Although Le Pen has dropped some of her more controversial political proposals, such as leaving the European Union and the euro, her views on immigration and her position on Islam in France – she wants to make the wearing of the headscarf illegal. in public for women – has not changed.
“I think the headscarf is a uniform imposed by the Islamists,” she said during the one and only presidential debate on Wednesday. “I think the vast majority of women who wear them can’t do otherwise in reality, even if they dare not say so.”
But Vladimir Putin was perhaps his greatest political liability. Before Russia invaded Ukraine, Le Pen was a strong supporter of the Russian president, even visiting him during his 2017 campaign. His party also took out a loan several years ago from a Russian bank. -Czech that he always reimburses.

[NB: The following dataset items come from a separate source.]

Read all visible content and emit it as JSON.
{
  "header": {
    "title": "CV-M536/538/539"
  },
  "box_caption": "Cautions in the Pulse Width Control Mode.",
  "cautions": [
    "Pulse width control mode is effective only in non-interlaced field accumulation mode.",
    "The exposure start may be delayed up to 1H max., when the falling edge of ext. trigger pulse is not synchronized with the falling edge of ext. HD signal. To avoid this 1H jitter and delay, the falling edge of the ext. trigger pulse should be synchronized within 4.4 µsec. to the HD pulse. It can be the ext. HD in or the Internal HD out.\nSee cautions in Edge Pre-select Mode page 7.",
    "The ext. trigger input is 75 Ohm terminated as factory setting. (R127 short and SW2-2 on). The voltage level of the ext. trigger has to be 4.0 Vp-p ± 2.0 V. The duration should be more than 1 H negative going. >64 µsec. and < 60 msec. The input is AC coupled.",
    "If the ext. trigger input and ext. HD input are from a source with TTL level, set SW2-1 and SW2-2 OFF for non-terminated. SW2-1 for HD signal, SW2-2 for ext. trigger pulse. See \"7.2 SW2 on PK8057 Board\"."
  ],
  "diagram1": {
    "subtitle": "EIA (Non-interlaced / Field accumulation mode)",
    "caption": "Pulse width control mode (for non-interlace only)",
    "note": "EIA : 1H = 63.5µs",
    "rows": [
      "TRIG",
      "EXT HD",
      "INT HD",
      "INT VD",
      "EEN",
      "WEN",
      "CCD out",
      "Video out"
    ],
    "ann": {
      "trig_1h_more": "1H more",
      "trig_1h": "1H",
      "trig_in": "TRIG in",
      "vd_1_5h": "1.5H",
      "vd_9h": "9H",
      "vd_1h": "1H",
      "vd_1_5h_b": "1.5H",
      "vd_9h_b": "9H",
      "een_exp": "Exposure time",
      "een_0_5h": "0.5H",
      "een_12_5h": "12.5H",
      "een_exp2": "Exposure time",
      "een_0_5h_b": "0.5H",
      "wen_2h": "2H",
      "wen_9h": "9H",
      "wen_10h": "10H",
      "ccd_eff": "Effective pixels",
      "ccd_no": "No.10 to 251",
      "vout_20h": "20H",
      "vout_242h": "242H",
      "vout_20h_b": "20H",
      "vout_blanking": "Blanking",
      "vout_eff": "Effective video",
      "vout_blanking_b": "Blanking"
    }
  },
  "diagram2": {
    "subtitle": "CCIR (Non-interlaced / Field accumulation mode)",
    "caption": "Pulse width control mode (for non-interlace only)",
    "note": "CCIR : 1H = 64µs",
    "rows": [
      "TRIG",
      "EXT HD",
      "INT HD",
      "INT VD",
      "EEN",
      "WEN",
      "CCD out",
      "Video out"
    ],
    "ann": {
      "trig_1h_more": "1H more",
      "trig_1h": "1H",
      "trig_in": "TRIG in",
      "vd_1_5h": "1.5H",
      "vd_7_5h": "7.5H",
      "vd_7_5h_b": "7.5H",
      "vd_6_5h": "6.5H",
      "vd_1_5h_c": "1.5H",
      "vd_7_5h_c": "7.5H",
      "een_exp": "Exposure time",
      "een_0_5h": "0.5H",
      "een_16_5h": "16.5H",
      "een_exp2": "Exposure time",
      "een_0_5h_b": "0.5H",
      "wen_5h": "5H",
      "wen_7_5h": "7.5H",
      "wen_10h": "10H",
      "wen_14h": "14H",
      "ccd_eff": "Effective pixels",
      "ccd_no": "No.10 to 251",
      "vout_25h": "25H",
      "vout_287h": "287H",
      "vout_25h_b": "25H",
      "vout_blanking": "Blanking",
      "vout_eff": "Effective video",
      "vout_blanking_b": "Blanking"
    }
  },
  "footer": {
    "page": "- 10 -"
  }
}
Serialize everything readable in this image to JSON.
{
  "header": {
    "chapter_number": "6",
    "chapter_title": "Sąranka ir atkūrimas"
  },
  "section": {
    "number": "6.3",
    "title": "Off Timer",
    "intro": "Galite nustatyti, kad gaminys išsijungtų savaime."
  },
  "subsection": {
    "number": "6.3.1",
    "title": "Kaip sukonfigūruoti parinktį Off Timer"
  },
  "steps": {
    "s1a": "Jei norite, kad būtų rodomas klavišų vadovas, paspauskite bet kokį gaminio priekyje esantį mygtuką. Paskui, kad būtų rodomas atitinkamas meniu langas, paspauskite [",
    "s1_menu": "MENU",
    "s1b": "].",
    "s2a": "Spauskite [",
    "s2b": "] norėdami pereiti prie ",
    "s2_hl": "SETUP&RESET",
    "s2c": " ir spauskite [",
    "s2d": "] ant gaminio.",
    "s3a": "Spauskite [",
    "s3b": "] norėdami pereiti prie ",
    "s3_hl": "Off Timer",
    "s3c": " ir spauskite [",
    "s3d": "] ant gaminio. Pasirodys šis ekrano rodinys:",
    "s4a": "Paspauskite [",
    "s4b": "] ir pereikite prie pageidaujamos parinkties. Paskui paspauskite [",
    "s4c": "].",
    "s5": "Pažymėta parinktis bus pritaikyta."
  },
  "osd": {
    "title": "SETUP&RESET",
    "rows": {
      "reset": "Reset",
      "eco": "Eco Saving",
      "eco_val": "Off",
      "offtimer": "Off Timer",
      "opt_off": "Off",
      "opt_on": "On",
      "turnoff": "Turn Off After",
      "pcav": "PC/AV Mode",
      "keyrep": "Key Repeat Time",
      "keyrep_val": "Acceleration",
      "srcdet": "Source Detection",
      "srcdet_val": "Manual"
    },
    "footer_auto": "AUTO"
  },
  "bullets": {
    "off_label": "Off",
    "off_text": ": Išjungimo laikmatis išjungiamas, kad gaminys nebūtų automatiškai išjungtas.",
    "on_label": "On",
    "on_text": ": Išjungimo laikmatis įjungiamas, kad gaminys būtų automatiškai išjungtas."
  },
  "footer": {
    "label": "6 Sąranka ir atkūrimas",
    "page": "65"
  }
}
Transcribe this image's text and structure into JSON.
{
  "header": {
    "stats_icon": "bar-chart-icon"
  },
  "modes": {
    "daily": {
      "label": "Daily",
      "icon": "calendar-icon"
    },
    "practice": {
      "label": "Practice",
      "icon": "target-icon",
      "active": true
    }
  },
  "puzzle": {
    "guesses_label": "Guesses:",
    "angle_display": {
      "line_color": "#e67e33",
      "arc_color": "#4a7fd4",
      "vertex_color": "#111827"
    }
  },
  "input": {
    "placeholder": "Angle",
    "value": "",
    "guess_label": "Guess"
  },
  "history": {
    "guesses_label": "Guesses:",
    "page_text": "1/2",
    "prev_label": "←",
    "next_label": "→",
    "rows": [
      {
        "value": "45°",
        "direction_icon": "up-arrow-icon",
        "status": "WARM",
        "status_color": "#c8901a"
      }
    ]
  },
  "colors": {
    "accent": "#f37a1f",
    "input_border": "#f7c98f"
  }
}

Although she has since condemned the invasion of Moscow, Macron attacked Le Pen on his previous positions during the debate. He argued that he could not be trusted to represent France against the Kremlin.
“You talk to your banker when you talk to Russia. That’s the problem,” Macron said during the debate. “You cannot properly defend the interests of France on this subject because your interests are linked to people close to Russian power.”
Le Pen said his party had been forced to seek funding abroad because no French bank would approve the loan request, but the defense apparently failed to find an echo.
CNN’s Simon Bouvier, Xiaofei Xu, Camille Knight and Elias Lemercier contributed to this report.